Is your company correctly verifying employment eligibility? An employer that fails to comply with the Department of Homeland Security’s (DHS) employment verification requirements may be subject to both civil and criminal penalties. These requirements apply to all employers, including:
- Agricultural associations, agricultural employers or farm labor contractors who employ, recruit or refer people for a fee; and
- Those who employ anyone for domestic work in their private home on a regular basis (such as every week.)
The following outlines some of DHS verification requirements:
- Employers must verify employment eligibility for all employees, including U.S. citizens and nationals. All employees must complete an Employment Verification Form (Form I-9) upon hire. DHS released a new Form I-9 on November 7, 2007. All employers were required to begin using this form by December 26, 2007.
- Employers only need to verify employment eligibility for actual, and not potential, hires.
- A Form I-9 must be completed when the employer gives anything of value in exchange for labor. Thus a property manager that provides services in exchange for free room and board must complete an I-9, even though he does not receive cash wages.

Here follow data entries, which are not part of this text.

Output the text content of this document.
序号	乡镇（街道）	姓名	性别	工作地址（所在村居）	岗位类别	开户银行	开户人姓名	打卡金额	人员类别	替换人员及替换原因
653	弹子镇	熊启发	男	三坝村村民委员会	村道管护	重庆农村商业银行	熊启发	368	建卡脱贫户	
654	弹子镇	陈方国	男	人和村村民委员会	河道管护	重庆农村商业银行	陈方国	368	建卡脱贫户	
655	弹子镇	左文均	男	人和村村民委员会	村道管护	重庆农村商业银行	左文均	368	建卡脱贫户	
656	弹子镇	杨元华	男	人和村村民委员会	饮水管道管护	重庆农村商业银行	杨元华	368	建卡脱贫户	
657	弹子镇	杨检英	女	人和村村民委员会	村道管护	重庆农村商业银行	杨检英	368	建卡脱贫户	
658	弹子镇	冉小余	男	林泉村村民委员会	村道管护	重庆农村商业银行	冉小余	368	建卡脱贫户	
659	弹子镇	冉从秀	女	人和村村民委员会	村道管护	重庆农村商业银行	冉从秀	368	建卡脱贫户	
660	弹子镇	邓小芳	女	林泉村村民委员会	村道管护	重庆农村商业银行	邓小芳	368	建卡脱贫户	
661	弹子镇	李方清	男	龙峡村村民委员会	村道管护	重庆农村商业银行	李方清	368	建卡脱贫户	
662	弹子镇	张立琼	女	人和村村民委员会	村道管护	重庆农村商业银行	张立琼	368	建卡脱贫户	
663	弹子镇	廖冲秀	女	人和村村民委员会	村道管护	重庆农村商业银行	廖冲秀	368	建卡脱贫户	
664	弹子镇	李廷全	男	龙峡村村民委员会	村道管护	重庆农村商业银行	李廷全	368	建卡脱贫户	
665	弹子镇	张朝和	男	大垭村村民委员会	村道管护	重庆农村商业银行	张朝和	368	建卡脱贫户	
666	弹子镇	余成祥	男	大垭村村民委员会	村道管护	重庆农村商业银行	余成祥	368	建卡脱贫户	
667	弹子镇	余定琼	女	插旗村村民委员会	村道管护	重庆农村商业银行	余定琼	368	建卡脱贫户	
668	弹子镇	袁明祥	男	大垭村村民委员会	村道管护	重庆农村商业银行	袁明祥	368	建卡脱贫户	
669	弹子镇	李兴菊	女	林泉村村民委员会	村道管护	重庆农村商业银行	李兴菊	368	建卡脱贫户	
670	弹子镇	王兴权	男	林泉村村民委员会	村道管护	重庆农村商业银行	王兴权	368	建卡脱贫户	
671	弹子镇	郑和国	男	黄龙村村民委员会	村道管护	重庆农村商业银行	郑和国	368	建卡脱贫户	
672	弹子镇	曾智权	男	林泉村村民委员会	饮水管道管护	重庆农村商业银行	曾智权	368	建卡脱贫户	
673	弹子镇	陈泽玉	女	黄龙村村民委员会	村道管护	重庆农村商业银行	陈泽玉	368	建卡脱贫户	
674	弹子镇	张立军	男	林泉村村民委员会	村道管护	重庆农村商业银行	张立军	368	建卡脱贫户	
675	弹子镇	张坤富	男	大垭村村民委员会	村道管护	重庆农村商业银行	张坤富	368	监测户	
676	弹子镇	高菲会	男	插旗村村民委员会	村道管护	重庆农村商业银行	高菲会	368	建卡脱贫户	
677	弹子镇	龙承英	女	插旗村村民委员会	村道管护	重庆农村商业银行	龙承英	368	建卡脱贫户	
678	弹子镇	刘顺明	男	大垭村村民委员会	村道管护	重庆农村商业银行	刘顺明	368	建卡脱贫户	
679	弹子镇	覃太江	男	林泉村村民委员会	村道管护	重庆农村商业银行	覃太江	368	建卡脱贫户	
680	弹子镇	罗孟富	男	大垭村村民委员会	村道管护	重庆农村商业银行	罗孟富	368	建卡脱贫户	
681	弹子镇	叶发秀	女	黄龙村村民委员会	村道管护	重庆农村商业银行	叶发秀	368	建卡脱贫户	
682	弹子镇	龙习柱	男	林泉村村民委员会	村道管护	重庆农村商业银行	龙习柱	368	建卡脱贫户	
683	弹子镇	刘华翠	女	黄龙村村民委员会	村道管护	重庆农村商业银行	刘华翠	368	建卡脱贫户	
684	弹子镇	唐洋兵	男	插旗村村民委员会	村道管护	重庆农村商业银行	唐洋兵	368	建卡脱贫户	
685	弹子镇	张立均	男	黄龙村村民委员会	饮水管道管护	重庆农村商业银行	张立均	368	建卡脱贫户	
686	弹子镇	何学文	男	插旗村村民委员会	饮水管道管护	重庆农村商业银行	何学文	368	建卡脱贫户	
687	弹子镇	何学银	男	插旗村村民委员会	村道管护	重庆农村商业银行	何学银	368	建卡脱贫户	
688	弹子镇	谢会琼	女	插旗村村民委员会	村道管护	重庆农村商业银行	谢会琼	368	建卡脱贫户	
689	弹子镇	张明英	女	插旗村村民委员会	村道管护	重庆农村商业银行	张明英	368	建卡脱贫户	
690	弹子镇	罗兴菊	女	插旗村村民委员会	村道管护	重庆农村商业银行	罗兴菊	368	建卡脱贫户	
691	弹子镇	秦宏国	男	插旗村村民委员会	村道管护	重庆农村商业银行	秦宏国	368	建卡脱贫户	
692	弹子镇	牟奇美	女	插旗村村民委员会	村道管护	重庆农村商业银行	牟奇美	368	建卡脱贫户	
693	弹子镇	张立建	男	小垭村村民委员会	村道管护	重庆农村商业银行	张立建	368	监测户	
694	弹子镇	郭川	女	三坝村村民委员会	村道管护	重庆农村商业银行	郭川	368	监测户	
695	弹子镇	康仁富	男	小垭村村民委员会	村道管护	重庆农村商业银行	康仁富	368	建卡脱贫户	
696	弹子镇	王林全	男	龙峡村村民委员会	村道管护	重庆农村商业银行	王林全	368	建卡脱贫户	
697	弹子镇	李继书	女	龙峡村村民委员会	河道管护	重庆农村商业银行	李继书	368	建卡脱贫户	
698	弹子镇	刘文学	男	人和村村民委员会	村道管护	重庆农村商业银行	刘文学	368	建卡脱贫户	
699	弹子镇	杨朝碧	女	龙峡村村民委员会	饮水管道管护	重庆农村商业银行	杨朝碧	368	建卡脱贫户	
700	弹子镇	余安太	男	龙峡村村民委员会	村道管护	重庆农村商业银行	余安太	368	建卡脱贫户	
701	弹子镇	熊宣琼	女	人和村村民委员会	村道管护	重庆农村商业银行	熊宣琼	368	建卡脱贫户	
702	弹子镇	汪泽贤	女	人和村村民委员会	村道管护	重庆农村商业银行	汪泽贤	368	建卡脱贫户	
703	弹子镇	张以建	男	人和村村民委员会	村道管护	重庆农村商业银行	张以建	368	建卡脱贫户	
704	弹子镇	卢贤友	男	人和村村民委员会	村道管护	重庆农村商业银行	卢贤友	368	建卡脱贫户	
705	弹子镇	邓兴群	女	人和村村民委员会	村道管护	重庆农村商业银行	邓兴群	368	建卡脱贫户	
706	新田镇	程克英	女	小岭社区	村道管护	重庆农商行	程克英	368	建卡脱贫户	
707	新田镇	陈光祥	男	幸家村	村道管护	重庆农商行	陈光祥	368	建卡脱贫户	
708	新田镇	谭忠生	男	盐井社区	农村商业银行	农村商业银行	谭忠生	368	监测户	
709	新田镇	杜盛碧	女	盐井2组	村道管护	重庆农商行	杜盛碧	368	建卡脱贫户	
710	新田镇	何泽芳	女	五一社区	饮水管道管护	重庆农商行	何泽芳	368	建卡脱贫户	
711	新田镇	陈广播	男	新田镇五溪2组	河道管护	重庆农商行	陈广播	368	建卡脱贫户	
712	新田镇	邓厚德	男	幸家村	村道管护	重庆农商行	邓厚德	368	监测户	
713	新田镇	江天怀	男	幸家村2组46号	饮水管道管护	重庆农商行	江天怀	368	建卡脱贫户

- An employer can terminate an employee who fails to either (1) produce the requested document(s) or (2) produce a recipe for a replacement document(s) within three business days. However, the employer must apply this practice uniformly to all employees.
- An employer that becomes aware, post hire, that the employee is not actually authorized to work cannot continue to employ the worker.
- Employees cannot present a photocopy of a verification document. With the exception of a certified birth certificate, all documents must be originals.
- Employers are charged with the responsibility of examining the employee verification documents to determine whether they reasonably appear to be genuine.
Employers are urged to review their hiring polices to ensure that they are complying with the current employment verification requirements. Employers who are not familiar with these requirements would benefit from contacting an employment attorney.